Two days later, they found the half-clothed clan. They were five men, six women, and four babes in arms. They were also thin, dirty, and ragged, but their rags were clearly related to those of the dead body back on the glass plain.

It was Professor Labao who made the report, formally, and in Kris’s day cabin to a full staff meeting. He had a lot more to report.

“We have also conducted a full, though remote, examination of the body. While the glass plain seems most devastated, it is not, however, totally absent of life. Dust has been blown in. Seeds as well, along with bugs and other microlife. In the immediate area around the body, a veritable metropolis of tiny creatures has sprung up.”

“That’s mighty nice of them to keep him company, seeing that he’s dead,” Kris observed.

“Most of the life is indigenous to our subject planet. There is, however, one exception.”

“Something not from here?” Kris said.

“Definitely. It’s a fungus. We traced it to one of his toes. It has DNA, a three-base version, I might add. It’s interesting that fungus collected from this planet is also base three, but this fungus’s DNA doesn’t match anything here. Not even close.”

“Hold it,” Jacques said. “This body has evidence of alien pathogens.”

“That’s what I said.” Professor Labao did not take questioning well.

“No, excuse me, Professor, what I mean is that this body arrived at its death location carrying something that is alien to this planet. In this case, it was fungus, and the local biota seems to be handling it well. But in other cases, it might be much more deadly. Your Highness, I may have an explanation as to why the tribes local to the glass plain are not very friendly to each other. It may also explain why the other tribes don’t want to have anything to do with any of them, either.”

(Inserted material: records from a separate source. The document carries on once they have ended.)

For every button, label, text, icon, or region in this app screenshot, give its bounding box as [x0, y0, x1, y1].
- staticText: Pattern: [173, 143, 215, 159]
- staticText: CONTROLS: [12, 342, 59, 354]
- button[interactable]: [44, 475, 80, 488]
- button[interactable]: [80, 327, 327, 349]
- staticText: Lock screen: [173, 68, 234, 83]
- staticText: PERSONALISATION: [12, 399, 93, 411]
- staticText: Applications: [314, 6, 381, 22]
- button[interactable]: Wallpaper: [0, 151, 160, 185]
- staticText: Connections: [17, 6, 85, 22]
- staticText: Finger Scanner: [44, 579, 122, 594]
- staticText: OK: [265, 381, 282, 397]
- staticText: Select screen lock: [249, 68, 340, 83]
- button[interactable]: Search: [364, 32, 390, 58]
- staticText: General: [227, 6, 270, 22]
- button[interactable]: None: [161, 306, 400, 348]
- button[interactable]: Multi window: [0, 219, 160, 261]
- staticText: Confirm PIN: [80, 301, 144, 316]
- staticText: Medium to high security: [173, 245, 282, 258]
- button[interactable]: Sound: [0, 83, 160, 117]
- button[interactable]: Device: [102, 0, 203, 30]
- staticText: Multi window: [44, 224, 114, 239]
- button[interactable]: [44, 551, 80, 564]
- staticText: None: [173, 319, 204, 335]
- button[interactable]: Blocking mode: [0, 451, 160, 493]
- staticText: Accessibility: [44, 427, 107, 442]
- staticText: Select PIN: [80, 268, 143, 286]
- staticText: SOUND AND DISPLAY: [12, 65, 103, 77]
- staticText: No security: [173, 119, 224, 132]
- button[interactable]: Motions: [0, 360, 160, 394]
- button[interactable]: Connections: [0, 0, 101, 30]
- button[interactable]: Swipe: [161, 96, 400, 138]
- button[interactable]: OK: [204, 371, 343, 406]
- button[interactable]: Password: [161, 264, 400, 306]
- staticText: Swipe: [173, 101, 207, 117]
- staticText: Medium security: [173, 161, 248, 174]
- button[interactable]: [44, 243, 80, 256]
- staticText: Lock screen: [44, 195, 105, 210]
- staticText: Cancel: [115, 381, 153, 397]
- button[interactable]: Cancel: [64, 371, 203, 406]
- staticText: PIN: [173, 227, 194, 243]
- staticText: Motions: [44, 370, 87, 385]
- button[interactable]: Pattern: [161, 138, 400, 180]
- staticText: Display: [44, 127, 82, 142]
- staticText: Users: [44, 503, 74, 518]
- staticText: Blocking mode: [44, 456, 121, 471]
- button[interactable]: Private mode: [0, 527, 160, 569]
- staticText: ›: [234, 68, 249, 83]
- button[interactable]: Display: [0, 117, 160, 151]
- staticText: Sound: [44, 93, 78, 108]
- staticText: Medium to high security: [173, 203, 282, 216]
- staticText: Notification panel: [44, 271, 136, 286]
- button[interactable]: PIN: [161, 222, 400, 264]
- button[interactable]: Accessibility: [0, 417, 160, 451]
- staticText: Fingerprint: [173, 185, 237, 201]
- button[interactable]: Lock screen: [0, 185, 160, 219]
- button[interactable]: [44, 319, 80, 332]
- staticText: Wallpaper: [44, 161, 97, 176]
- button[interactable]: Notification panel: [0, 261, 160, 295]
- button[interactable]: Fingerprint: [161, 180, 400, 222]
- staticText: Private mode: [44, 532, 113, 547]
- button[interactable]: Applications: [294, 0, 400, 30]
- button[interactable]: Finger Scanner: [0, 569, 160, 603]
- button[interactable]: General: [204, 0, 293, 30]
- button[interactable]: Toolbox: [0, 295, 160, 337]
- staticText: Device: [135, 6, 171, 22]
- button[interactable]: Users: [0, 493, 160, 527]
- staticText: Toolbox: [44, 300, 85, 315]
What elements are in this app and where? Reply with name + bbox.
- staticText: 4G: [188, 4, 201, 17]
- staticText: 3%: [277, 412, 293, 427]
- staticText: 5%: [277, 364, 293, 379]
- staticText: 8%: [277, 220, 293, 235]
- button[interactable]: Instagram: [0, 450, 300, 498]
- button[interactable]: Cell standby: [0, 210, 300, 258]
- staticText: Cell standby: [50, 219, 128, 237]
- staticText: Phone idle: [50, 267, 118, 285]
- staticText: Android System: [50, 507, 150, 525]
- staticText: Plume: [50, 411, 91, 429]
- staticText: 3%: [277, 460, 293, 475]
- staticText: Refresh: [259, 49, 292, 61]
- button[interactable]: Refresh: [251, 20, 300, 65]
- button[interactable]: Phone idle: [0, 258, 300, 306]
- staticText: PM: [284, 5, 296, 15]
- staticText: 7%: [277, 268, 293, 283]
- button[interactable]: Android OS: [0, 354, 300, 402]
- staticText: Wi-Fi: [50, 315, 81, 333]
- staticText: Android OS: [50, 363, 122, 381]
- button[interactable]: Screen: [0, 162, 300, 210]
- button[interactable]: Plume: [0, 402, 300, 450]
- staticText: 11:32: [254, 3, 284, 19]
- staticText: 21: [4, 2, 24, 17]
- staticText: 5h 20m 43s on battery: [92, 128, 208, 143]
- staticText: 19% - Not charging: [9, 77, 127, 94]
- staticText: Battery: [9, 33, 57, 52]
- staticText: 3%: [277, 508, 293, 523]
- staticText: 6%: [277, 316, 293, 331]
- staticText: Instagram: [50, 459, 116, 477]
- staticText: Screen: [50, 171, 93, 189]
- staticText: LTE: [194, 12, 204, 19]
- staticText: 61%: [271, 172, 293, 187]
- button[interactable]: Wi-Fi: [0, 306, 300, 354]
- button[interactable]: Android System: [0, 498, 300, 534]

“They come from different disease pools,” Kris said, drawing her own conclusion. “It must be like the encounter by the natives of the Americas with the European disease pool. They had nothing to match it and lost in the trade. These folks here fear each other because the occasional encounter in the past has led to pandemic.”

“Exactly,” the professor said. “None of them appears equipped with anything close to modern medical treatments. Once a new bacteria or virus gets free here, it could wreak havoc.”

“Okay, now what about the clothes on the dead body?” Kris said.

“Machine woven, of that we are sure. The fiber has been heavily processed, it’s more a synthetic than a natural cloth. It doesn’t match anything in our database.”

“I wouldn’t expect it to,” Kris said, but she was losing herself in thought.

“We look like them,” she said softly.

“Yes,” the professor answered. “We have filmed them bathing, and, ah, procreating. We are very similar. This verifies the initial reports from your first encounter as well as the bodies we were able to examine from your captured ship.”

“So, if we were to slip out from all our different technology, we might pass ourselves off as one of them.”

“I don’t like where this is going,” Jack said, clearly not willing to let his husbandly role suppress his security-chief duties. Or maybe the husband gig was reinforcing the job.

“If we could make contact with one of these groups,” Kris said. “Get them talking to us . . .”

“Yes,” Jack said, “but as soon as we started talking, they’d know we weren’t from here and they’d be trying to claw our eyes out with their fingernails.”

“Are you sure, Jack?” Kris asked. “These people were marooned here by some sort of high-tech society for some reason. Have we found the dissenters from the highly regimented crews of those ships? If we could talk to them, would they tell us what is going on here?”

“A great idea, Admiral,” the Marine colonel said, “but it seems to me that you’ve jumped from A to L to Z. Shouldn’t we look at some of the stuff in between to make sure it fits your conclusion?”

“Yes, oh wise Security Chief,” Kris said, keeping it formal in a formal setting. In another time and place, he might have rated a stuck-out tongue. “Let’s see what more we can find. Do you have anything else, Professor?”

He did.

“As Nelly had suspected, at least three areas of the planet have been subjected to heavy laser attack in recent times and likely from space. One of them may have been as recent as ten thousand years ago. We found evidence of cobbled roads and the rusted remains of ironwork in the areas around that most recent site. We did not find evidence of recent occupation. Indeed, the locals steered clear of that bay and the upland valley.”

“You develop technology and you get zapped by Zeus’s lightning,” Jack observed.

“No wonder that tribe didn’t want to be anywhere close to where our shuttle was making noise and leaving contrails,” Kris said.

“If this is the home world of the aliens,” Penny said, “it appears they have not abandoned it.”

“They’re protecting it,” Jacques said, “from modern technology, or so it seems.”

“And will very likely protect them from us, if they find us here,” Kris added. “Okay, crew. Is it safe down there?”

“We’ve done our best to avoid contact,” the professor said. “However, there have been no attacks on our survey base camps. We have, of course, located them in remote locations in the hope of not encouraging any such attacks.”

“Then I want to see what’s in that pyramid,” Kris said. “Jack, you figure out a way for me to get down there safely in some manner that won’t get your panties in a twist.”

“Aye, aye, my Lord and Iron Mistressness,” he said.